En fin, son las hipotecas que uno debe pagar por ir a contracorriente. Aunque a mí, personalmente, de todas las rarezas la que más me gusta es la de recogerme cuando la ciudad despierta. Los que salen de sus casas a primera hora de la mañana van a protagonizar el nuevo día. ¿Quién sabe cuántos participarán de las noticias que sucederán esa jornada? Pocos salen a la calle pensando en formar parte de la actualidad, pero algunos lo consiguen sin querer. Algunos encontrarán trabajo, otros lo perderán; tampoco faltarán los que estén cerca del suceso que marcará ese día… Sea como sea, si hay un rasgo común entre los que van, mientras los noctámbulos volvemos, son las prisas. Esa cara seria, ese paso acelerado, ese claxon que suena en cuanto el coche de delante tarde medio segundo en reaccionar al semáforo verde… En esta sociedad del usar y tirar, la ciudad se dispone a usar otro día, a consumirlo y desecharlo hasta la mañana siguiente. Son pocos los que se resisten con una sonrisa a esa pulsión que consiste en ponerse la coraza de puertas hacia fuera.
Vivimos muy deprisa y tenemos poco tiempo para digerir lo que pasa a nuestro alrededor. Ya ha comenzado una nueva semana y la tragedia de Lampedusa, por la que tanto nos rasgamos las vestiduras durante unas horas, parece ya muy lejana. Pero es que la velocidad de vértigo aleja de nuestra memoria algo que sucedió hace tan sólo tres días. El pasado viernes llegó a la redacción una noticia que nos dejó llamativamente tocados. María de Villota había muerto de forma repentina en un hotel de Sevilla.
Nos dejó tocados porque María era especial. María hizo lo que muchos serían incapaces de hacer: sonreír y quedarse con el lado bueno de haber visto como la rampa trasera de un camión le golpeaba el cráneo como una cuchilla que se llevó por delante un ojo y su pasión por la Fórmula Uno.
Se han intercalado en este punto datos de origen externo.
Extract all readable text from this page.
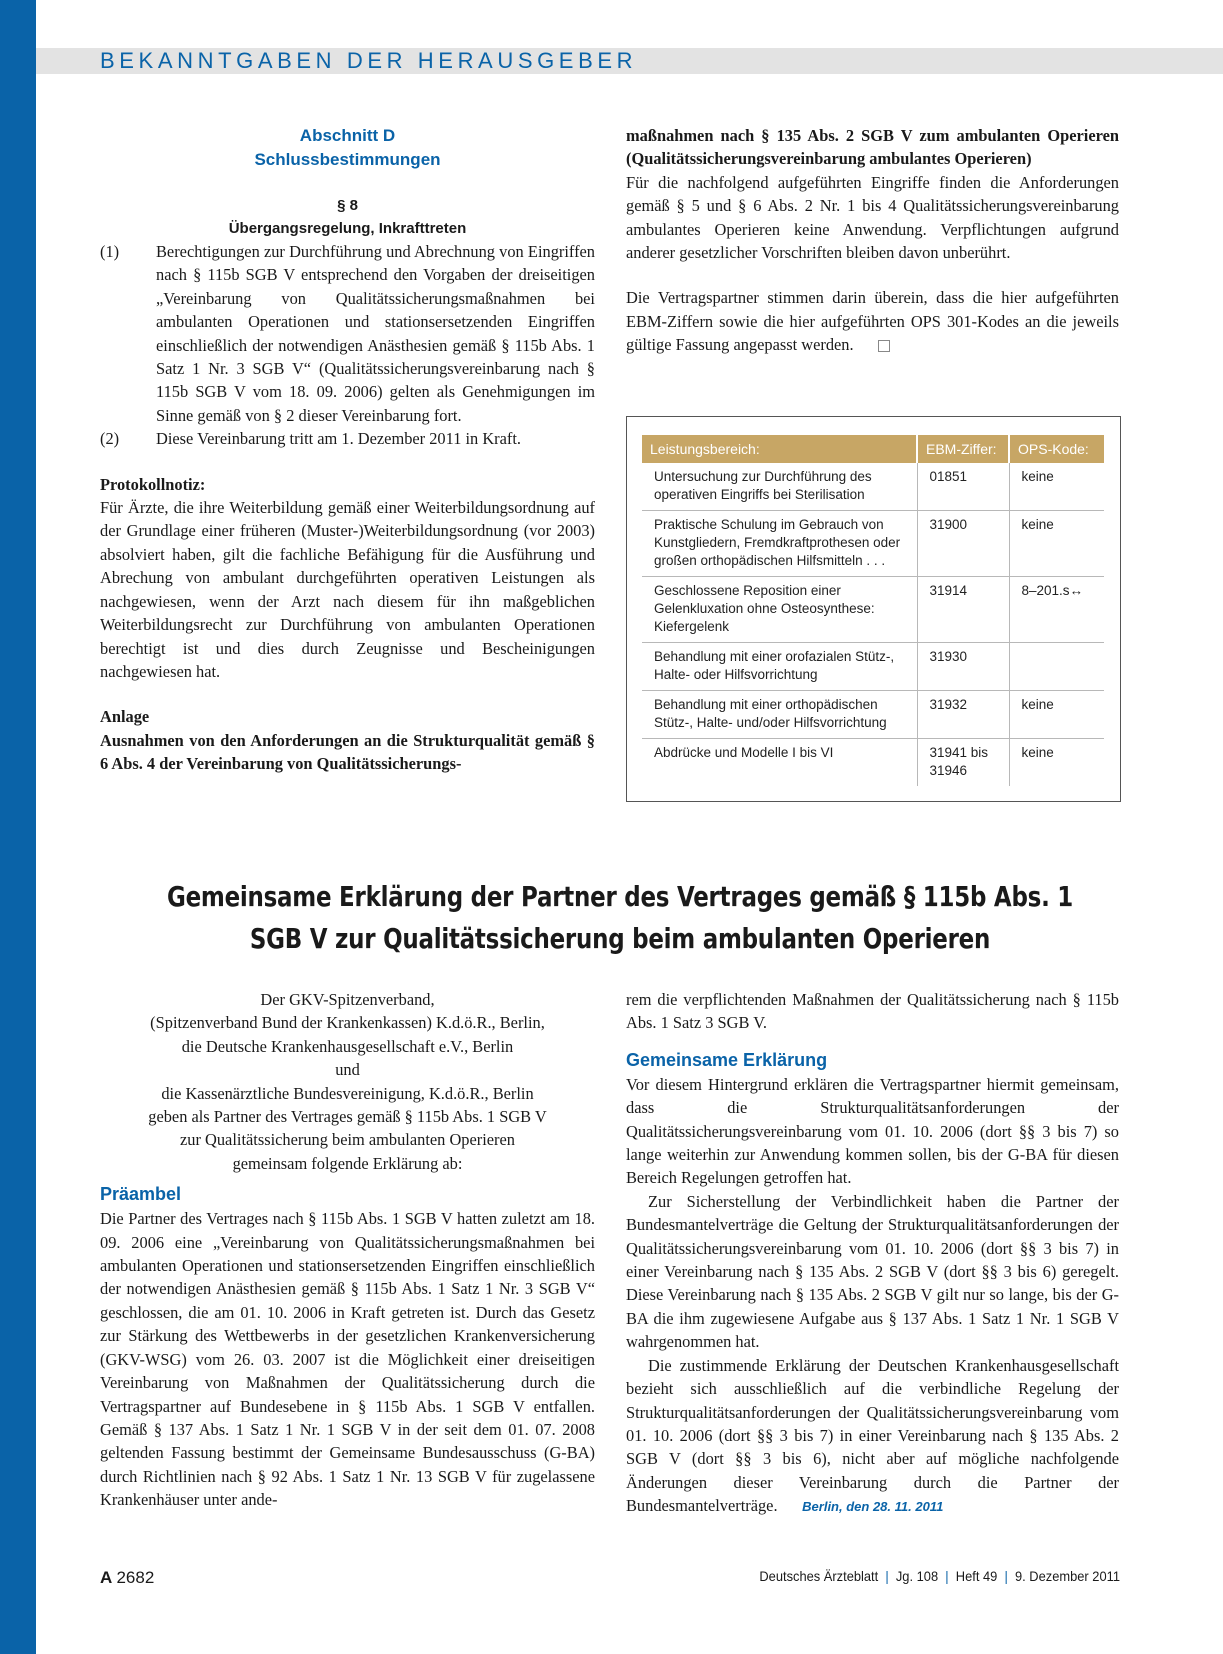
BEKANNTGABEN DER HERAUSGEBER
Abschnitt D
Schlussbestimmungen
§ 8
Übergangsregelung, Inkrafttreten
(1)	Berechtigungen zur Durchführung und Abrechnung von Eingriffen nach § 115b SGB V entsprechend den Vorgaben der dreiseitigen „Vereinbarung von Qualitätssicherungsmaßnahmen bei ambulanten Operationen und stationsersetzenden Eingriffen einschließlich der notwendigen Anästhesien gemäß § 115b Abs. 1 Satz 1 Nr. 3 SGB V“ (Qualitätssicherungsvereinbarung nach § 115b SGB V vom 18. 09. 2006) gelten als Genehmigungen im Sinne gemäß von § 2 dieser Vereinbarung fort.
(2)	Diese Vereinbarung tritt am 1. Dezember 2011 in Kraft.
Protokollnotiz:
Für Ärzte, die ihre Weiterbildung gemäß einer Weiterbildungsordnung auf der Grundlage einer früheren (Muster-)Weiterbildungsordnung (vor 2003) absolviert haben, gilt die fachliche Befähigung für die Ausführung und Abrechung von ambulant durchgeführten operativen Leistungen als nachgewiesen, wenn der Arzt nach diesem für ihn maßgeblichen Weiterbildungsrecht zur Durchführung von ambulanten Operationen berechtigt ist und dies durch Zeugnisse und Bescheinigungen nachgewiesen hat.
Anlage
Ausnahmen von den Anforderungen an die Strukturqualität gemäß § 6 Abs. 4 der Vereinbarung von Qualitätssicherungs-
maßnahmen nach § 135 Abs. 2 SGB V zum ambulanten Operieren (Qualitätssicherungsvereinbarung ambulantes Operieren)
Für die nachfolgend aufgeführten Eingriffe finden die Anforderungen gemäß § 5 und § 6 Abs. 2 Nr. 1 bis 4 Qualitätssicherungsvereinbarung ambulantes Operieren keine Anwendung. Verpflichtungen aufgrund anderer gesetzlicher Vorschriften bleiben davon unberührt.
Die Vertragspartner stimmen darin überein, dass die hier aufgeführten EBM-Ziffern sowie die hier aufgeführten OPS 301-Kodes an die jeweils gültige Fassung angepasst werden.
Leistungsbereich:	EBM-Ziffer:	OPS-Kode:
Untersuchung zur Durchführung des operativen Eingriffs bei Sterilisation	01851	keine
Praktische Schulung im Gebrauch von Kunstgliedern, Fremdkraftprothesen oder großen orthopädischen Hilfsmitteln . . .	31900	keine
Geschlossene Reposition einer Gelenkluxation ohne Osteosynthese: Kiefergelenk	31914	8–201.s↔
Behandlung mit einer orofazialen Stütz-, Halte- oder Hilfsvorrichtung	31930	
Behandlung mit einer orthopädischen Stütz-, Halte- und/oder Hilfsvorrichtung	31932	keine
Abdrücke und Modelle I bis VI	31941 bis 31946	keine
Gemeinsame Erklärung der Partner des Vertrages gemäß § 115b Abs. 1 SGB V zur Qualitätssicherung beim ambulanten Operieren
Der GKV-Spitzenverband,
(Spitzenverband Bund der Krankenkassen) K.d.ö.R., Berlin,
die Deutsche Krankenhausgesellschaft e.V., Berlin
und
die Kassenärztliche Bundesvereinigung, K.d.ö.R., Berlin
geben als Partner des Vertrages gemäß § 115b Abs. 1 SGB V
zur Qualitätssicherung beim ambulanten Operieren
gemeinsam folgende Erklärung ab:
Präambel
Die Partner des Vertrages nach § 115b Abs. 1 SGB V hatten zuletzt am 18. 09. 2006 eine „Vereinbarung von Qualitätssicherungsmaßnahmen bei ambulanten Operationen und stationsersetzenden Eingriffen einschließlich der notwendigen Anästhesien gemäß § 115b Abs. 1 Satz 1 Nr. 3 SGB V“ geschlossen, die am 01. 10. 2006 in Kraft getreten ist. Durch das Gesetz zur Stärkung des Wettbewerbs in der gesetzlichen Krankenversicherung (GKV-WSG) vom 26. 03. 2007 ist die Möglichkeit einer dreiseitigen Vereinbarung von Maßnahmen der Qualitätssicherung durch die Vertragspartner auf Bundesebene in § 115b Abs. 1 SGB V entfallen. Gemäß § 137 Abs. 1 Satz 1 Nr. 1 SGB V in der seit dem 01. 07. 2008 geltenden Fassung bestimmt der Gemeinsame Bundesausschuss (G-BA) durch Richtlinien nach § 92 Abs. 1 Satz 1 Nr. 13 SGB V für zugelassene Krankenhäuser unter ande-
rem die verpflichtenden Maßnahmen der Qualitätssicherung nach § 115b Abs. 1 Satz 3 SGB V.
Gemeinsame Erklärung
Vor diesem Hintergrund erklären die Vertragspartner hiermit gemeinsam, dass die Strukturqualitätsanforderungen der Qualitätssicherungsvereinbarung vom 01. 10. 2006 (dort §§ 3 bis 7) so lange weiterhin zur Anwendung kommen sollen, bis der G-BA für diesen Bereich Regelungen getroffen hat.
Zur Sicherstellung der Verbindlichkeit haben die Partner der Bundesmantelverträge die Geltung der Strukturqualitätsanforderungen der Qualitätssicherungsvereinbarung vom 01. 10. 2006 (dort §§ 3 bis 7) in einer Vereinbarung nach § 135 Abs. 2 SGB V (dort §§ 3 bis 6) geregelt. Diese Vereinbarung nach § 135 Abs. 2 SGB V gilt nur so lange, bis der G-BA die ihm zugewiesene Aufgabe aus § 137 Abs. 1 Satz 1 Nr. 1 SGB V wahrgenommen hat.
Die zustimmende Erklärung der Deutschen Krankenhausgesellschaft bezieht sich ausschließlich auf die verbindliche Regelung der Strukturqualitätsanforderungen der Qualitätssicherungsvereinbarung vom 01. 10. 2006 (dort §§ 3 bis 7) in einer Vereinbarung nach § 135 Abs. 2 SGB V (dort §§ 3 bis 6), nicht aber auf mögliche nachfolgende Änderungen dieser Vereinbarung durch die Partner der Bundesmantelverträge. Berlin, den 28. 11. 2011
A 2682	Deutsches Ärzteblatt  |  Jg. 108  |  Heft 49  |  9. Dezember 2011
Las carreras eran su vida pero ella no dejó que su vida se acabara allí. María se propuso ser feliz, por sus bemoles, con parche o sin él. El año y medio que la vida le dio de prórroga fue suficiente para que irradiara más vida, con un solo ojo, de la que jamás podrá irradiar con la mirada muchísima gente a la que las circunstancias nunca pondrán en semejante tesitura. Duele pensar que, al final, alguien así se haya ido. Duele porque María era una mina. María era el testimonio de que la vida, a veces, puede parecer una mierda. Una mierda tan breve, tan frágil, que, precisamente por eso, acaba siendo maravillosa. Es tan maravillosa que no se puede desperdiciar ni un solo día sin ser feliz, sin decir te quiero a los tuyos, sin dar lo mejor de nosotros mismos en nuestro trabajo, en nuestros quehaceres cotidianos…
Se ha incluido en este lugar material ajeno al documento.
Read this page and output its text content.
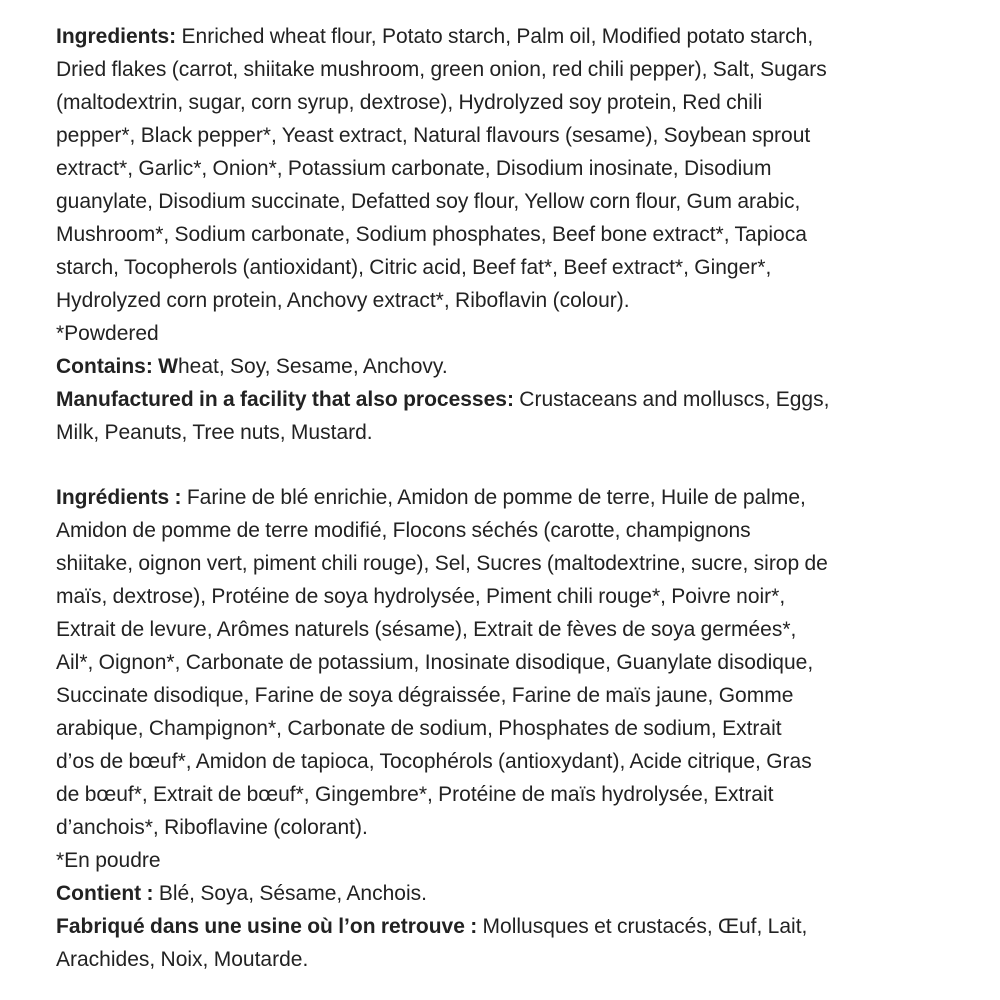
Ingredients: Enriched wheat flour, Potato starch, Palm oil, Modified potato starch,
Dried flakes (carrot, shiitake mushroom, green onion, red chili pepper), Salt, Sugars
(maltodextrin, sugar, corn syrup, dextrose), Hydrolyzed soy protein, Red chili
pepper*, Black pepper*, Yeast extract, Natural flavours (sesame), Soybean sprout
extract*, Garlic*, Onion*, Potassium carbonate, Disodium inosinate, Disodium
guanylate, Disodium succinate, Defatted soy flour, Yellow corn flour, Gum arabic,
Mushroom*, Sodium carbonate, Sodium phosphates, Beef bone extract*, Tapioca
starch, Tocopherols (antioxidant), Citric acid, Beef fat*, Beef extract*, Ginger*,
Hydrolyzed corn protein, Anchovy extract*, Riboflavin (colour).
*Powdered
Contains: Wheat, Soy, Sesame, Anchovy.
Manufactured in a facility that also processes: Crustaceans and molluscs, Eggs,
Milk, Peanuts, Tree nuts, Mustard.
Ingrédients : Farine de blé enrichie, Amidon de pomme de terre, Huile de palme,
Amidon de pomme de terre modifié, Flocons séchés (carotte, champignons
shiitake, oignon vert, piment chili rouge), Sel, Sucres (maltodextrine, sucre, sirop de
maïs, dextrose), Protéine de soya hydrolysée, Piment chili rouge*, Poivre noir*,
Extrait de levure, Arômes naturels (sésame), Extrait de fèves de soya germées*,
Ail*, Oignon*, Carbonate de potassium, Inosinate disodique, Guanylate disodique,
Succinate disodique, Farine de soya dégraissée, Farine de maïs jaune, Gomme
arabique, Champignon*, Carbonate de sodium, Phosphates de sodium, Extrait
d’os de bœuf*, Amidon de tapioca, Tocophérols (antioxydant), Acide citrique, Gras
de bœuf*, Extrait de bœuf*, Gingembre*, Protéine de maïs hydrolysée, Extrait
d’anchois*, Riboflavine (colorant).
*En poudre
Contient : Blé, Soya, Sésame, Anchois.
Fabriqué dans une usine où l’on retrouve : Mollusques et crustacés, Œuf, Lait,
Arachides, Noix, Moutarde.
Uno vuelve a casa después de una noche de radio y se cruza con los que afrontan una nueva jornada con la coraza a cuestas. Es en ese momento cuando te asalta la duda de si vivimos demasiado deprisa como para interiorizar las grandes lecciones que nos dan personajes como María de Villota. Consumimos y desechamos con una facilidad que espanta, pero afortunadamente todavía tenemos el papel y la tinta. Los libros nos invitan a pararnos en el arcén para a reflexionar y mirar a nuestro alrededor. María tenía previsto presentar hoy un libro que debería ser de lectura obligatoria en los colegios. Se titula La vida es un regalo. Ha salido ya a la venta y echarle un vistazo es una de las mejores inversiones que podemos hacer en este mundo de locos.